The convention banning the development, production, storing and use of chemical weapons and requiring their disposal has been valid since April 1997. It has been signed by 192 countries including the Czech Republic.
Drabova said substances of the Novichok type are listed as the substances under control because the lists were completed still before Novichok substances appeared.
“Since then, there has been no international consensus on extending the lists,” Drabova said, but added the SUJB follows the even tougher Czech law and checks practically anything that may be linked to handling chemical weapons.
Novichok was used to poison former Russian agent Sergei Skripal in Britain earlier this year. Britain and its allies suspect Russia of being behind the attack on Skripal. Most EU member states expelled Russian diplomats over the attack.

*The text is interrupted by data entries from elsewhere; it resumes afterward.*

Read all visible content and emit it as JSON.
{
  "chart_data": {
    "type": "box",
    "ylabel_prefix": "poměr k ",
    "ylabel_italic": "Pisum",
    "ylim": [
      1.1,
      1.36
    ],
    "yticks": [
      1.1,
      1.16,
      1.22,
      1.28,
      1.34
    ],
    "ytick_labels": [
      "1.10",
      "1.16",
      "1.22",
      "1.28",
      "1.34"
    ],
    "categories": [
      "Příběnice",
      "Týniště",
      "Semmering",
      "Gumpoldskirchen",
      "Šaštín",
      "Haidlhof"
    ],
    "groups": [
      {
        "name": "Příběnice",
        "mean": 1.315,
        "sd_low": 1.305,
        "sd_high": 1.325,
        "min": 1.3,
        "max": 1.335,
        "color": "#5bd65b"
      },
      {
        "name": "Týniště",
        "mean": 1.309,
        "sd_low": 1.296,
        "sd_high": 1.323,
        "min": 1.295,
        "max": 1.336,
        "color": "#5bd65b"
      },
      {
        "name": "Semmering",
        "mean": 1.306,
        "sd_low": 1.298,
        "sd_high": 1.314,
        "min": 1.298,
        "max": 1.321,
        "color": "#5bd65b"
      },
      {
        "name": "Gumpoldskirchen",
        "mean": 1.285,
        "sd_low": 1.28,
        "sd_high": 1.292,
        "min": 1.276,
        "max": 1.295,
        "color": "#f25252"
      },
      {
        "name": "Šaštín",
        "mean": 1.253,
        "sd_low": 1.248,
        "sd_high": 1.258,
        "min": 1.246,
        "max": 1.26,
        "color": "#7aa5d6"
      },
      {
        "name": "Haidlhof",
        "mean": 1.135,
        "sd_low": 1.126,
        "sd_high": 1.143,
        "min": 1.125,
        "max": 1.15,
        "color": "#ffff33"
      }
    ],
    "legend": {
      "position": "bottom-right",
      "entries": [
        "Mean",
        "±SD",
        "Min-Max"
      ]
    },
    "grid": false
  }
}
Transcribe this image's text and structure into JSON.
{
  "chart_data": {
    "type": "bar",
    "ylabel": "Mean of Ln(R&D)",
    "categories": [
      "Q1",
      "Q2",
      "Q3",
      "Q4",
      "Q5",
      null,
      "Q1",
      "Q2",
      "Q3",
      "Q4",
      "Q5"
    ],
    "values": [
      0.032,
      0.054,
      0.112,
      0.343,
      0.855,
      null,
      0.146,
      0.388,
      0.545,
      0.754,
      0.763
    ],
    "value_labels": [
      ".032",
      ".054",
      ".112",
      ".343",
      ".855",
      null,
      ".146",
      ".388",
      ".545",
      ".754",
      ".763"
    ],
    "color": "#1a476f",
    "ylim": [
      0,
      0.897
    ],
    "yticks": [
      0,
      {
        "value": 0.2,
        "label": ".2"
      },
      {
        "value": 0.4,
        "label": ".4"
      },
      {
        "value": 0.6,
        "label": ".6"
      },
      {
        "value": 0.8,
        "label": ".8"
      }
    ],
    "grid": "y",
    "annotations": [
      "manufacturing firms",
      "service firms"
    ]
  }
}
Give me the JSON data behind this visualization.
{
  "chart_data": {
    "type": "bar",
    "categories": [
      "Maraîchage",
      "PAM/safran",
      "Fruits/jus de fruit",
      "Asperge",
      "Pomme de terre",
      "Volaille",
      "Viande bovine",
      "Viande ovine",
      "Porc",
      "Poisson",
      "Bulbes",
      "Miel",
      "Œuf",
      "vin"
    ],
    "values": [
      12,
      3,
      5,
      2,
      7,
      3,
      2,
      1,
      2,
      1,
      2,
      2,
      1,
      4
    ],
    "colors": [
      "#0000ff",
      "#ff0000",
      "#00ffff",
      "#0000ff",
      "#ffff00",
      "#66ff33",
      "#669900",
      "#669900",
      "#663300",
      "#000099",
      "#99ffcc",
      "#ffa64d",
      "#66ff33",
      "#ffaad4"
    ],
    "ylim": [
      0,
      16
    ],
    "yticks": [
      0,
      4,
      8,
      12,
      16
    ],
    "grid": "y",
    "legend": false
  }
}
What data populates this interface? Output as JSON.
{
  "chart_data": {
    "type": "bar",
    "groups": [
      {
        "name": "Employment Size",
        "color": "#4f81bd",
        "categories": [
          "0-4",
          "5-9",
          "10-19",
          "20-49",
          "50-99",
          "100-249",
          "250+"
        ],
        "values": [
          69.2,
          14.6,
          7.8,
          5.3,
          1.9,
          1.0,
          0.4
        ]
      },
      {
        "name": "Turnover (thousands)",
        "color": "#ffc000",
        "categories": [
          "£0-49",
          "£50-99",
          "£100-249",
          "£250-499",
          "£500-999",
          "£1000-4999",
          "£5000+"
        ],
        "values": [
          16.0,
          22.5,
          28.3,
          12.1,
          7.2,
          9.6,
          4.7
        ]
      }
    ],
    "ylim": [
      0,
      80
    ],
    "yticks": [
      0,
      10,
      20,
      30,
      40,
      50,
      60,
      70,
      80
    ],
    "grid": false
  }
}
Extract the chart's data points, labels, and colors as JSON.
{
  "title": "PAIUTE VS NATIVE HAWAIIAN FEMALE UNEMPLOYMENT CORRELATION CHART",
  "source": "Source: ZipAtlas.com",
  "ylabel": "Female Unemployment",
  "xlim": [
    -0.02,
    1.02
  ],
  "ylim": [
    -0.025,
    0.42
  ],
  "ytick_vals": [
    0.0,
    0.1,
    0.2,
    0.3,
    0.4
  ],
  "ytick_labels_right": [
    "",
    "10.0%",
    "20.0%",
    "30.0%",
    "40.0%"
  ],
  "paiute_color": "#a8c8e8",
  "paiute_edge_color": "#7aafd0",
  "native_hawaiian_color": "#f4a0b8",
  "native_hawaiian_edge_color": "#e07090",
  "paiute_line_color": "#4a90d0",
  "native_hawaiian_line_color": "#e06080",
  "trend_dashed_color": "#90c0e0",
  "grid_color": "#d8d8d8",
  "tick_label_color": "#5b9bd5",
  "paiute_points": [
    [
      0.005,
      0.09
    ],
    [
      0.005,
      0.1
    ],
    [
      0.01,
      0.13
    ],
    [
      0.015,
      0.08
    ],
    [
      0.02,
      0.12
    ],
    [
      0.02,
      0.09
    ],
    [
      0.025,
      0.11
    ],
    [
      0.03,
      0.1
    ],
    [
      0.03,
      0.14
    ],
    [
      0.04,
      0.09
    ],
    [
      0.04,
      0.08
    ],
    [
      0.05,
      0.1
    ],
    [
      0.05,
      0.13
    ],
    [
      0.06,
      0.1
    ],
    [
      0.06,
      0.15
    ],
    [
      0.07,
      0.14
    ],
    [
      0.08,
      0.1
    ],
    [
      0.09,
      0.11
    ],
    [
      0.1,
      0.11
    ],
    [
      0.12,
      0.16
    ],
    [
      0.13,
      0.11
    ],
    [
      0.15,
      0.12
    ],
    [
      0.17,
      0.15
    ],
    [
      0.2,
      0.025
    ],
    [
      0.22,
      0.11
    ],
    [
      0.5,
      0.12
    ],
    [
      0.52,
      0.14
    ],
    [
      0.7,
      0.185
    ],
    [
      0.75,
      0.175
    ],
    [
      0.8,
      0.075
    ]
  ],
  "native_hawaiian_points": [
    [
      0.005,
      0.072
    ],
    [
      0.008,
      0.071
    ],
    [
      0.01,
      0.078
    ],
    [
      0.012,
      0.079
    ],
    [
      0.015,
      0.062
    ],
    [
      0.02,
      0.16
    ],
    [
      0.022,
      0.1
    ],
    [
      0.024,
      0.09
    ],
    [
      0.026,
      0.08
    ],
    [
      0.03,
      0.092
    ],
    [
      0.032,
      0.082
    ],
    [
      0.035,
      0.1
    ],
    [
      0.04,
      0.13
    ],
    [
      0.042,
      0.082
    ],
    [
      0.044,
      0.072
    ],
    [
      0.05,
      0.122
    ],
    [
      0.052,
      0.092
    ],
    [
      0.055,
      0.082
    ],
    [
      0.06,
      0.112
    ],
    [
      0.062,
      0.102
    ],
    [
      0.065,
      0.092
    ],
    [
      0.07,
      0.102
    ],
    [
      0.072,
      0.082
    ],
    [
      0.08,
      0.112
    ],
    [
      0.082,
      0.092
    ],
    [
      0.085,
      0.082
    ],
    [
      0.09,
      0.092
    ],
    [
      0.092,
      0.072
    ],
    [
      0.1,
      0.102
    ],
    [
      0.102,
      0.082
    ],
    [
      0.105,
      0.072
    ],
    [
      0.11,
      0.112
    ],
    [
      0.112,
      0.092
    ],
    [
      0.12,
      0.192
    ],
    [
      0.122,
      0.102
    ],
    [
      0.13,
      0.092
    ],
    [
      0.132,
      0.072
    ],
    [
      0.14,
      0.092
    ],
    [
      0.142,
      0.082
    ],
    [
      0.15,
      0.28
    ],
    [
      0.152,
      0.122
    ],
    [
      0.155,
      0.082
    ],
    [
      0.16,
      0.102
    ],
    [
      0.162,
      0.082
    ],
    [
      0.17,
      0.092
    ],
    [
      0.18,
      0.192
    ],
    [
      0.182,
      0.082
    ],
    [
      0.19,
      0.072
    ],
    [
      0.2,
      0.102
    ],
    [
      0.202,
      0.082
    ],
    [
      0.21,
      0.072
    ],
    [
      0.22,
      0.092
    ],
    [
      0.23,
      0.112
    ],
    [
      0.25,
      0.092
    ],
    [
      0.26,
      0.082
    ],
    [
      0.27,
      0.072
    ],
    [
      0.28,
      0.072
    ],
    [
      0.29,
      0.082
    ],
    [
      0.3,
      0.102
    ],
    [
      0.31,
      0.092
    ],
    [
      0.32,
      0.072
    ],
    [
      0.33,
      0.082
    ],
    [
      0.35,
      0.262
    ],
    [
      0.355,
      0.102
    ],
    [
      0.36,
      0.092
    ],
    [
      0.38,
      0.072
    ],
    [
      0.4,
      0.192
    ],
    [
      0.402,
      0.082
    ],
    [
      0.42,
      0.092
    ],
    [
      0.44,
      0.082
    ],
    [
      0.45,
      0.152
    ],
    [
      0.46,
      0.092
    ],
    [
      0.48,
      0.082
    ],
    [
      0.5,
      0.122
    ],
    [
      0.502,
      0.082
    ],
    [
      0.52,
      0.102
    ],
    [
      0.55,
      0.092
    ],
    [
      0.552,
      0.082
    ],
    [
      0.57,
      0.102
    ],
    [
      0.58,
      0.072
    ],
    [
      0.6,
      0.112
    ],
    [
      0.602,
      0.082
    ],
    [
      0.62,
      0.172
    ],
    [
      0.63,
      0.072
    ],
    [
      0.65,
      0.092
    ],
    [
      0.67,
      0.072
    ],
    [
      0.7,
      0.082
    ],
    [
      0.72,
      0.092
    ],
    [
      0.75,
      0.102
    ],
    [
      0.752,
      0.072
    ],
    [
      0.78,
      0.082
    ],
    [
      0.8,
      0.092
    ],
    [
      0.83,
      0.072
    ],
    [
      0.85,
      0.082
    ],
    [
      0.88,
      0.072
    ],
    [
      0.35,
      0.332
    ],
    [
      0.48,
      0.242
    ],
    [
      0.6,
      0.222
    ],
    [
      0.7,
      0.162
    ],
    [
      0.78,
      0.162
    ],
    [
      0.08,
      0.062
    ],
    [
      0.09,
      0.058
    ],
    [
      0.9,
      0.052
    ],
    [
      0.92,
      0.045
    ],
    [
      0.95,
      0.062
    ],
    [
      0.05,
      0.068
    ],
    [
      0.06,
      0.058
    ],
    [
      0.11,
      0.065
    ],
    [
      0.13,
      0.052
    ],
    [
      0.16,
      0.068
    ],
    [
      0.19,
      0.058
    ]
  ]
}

Moscow claimed it had nothing to do with the case and it pointed to other countries as the possible sources of Novichok, including the Czech Republic. Zeman ordered the intelligence services to check the possible Czech production of Novichok, while Prime Minister Andrej Babis said the Russian claim was a blatant lie. Other cabinet members dismissed the claim and considered it a manoeuvre to distract attention.
The Organisation for the Prohibition of Chemical Weapons (OPCW), which deals with the case, said 50 to 100 grammes seemed to be used to poison Skripal.
The Czech Defence Ministry said up to several microgrammes of Novichok were produced in the country.
It said the substances that the media call Novichoks, including the A230 agent, are potentially poisonous chemicals and their identification and defence against them is part of the training of the Czech military chemical experts. Like other substances used in chemical warfare, their chemical properties are tested in connection with their possible detection, protection against them and the security of Czech citizens, the ministry said.
These substances are synthesised under a strict safety regime. This micro-synthesis is not considered production according to the international agreement, the ministry said.